In love and war

Aubrey Malone is pleased by ‘intelligent and cerebral film-making’

How I Live Now (15)
 
If this didn’t have a nuclear subtext it wouldn’t be too different from traditional stories of love and war. An outbreak of World War 3 – everyone’s perennial nightmare – give it dystopian edge that allows director Kevin MacDonald to dwell on moody skyscapes, atmospheric undertones…and, of course, Saoirse Ronan’s riveting face. 

Ronan can say more with her eyes than most other actresses can in 20 pages of dialogue. One is drawn unequivocally to her whenever she’s on screen here as Daisy – which is most of the time.

 When we first meet her she seems to be hearing voices. Is she schizophrenic? Does the fact that her mother died giving birth to her cause her to have excessive feelings of guilt? An American setting foot in Britain for the first time – she does the accent brilliantly, by the way – she undergoes a transition from pampered sourpuss to mature adult as a result of the war, a transition that absorbs many weird experiences, including the shooting dead of two arguably innocent men. The fact that the viewer can suspend credibility over such weirdness speaks volumes about the film’s hypnotic quality.

Captivating

As well as Ronan, Harley Bird gives a totally captivating performance as Piper, an endearing child who’s also catapulted into a premature adulthood by the horrors of the war. (There are some very disturbing images of dead bodies in one scene, it should be noted).

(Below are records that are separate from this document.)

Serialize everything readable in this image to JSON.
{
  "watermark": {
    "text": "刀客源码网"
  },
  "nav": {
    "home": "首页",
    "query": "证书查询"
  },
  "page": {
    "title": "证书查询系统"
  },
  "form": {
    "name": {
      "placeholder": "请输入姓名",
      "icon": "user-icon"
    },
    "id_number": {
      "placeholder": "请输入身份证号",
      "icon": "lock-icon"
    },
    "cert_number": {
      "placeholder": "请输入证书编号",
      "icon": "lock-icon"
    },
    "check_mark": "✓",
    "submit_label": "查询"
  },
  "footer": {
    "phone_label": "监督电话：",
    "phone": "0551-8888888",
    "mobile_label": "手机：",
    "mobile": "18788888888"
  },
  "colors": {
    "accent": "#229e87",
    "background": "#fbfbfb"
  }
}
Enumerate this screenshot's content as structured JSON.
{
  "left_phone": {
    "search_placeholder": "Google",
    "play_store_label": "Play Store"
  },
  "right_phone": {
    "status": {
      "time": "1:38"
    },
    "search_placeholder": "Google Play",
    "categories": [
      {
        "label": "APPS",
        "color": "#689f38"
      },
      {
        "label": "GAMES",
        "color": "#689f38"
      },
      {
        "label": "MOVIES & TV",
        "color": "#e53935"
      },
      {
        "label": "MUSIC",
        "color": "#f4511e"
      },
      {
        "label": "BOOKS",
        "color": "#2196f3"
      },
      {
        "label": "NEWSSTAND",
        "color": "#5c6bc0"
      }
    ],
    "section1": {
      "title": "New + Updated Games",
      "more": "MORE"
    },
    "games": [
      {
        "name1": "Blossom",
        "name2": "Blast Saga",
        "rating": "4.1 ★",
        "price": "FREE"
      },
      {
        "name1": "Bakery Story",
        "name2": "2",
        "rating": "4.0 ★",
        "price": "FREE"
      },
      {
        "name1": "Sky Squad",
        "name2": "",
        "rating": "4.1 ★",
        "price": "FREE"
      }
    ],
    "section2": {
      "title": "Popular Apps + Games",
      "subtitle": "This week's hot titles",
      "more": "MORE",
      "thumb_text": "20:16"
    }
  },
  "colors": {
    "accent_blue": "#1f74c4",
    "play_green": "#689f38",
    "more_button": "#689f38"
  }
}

 The love interest is provided by Eddie (George McKay), a Lawrentian type of hero – strong, silent, elemental – whose absorption in things of the earth kick-starts Daisy’s reformation.

 In some ways the early scenes between them, set against the backdrop of a higgledy-piggledy house where the children are allowed free rein (and in which a goat moves around apparently unnoticed) are the most compelling. If the terrorism theme didn’t intrude, there might even have been a more interesting story to be told about their relationship.

 The film leaves many questions unanswered. Why does Daisy’s father not make contact with her throughout the film? Why does her aunt not come back into it after an early exit?  How did her father deal with her mother’s death?

Tragedies

We’ve seen a lot of films about the terrible tragedies inflicted by war. Such tragedies make this one a lot darker than it might otherwise have been. And also, in my view, a lot more conventional. The early scenes are reminiscent of Wuthering Heights; the final ones of Jane Eyre. But in between it’s more Stanley Kubrick than the Brontés.

 This is thoroughly intelligent and cerebral film-making with great care shown over every nuance and every frame.  See it.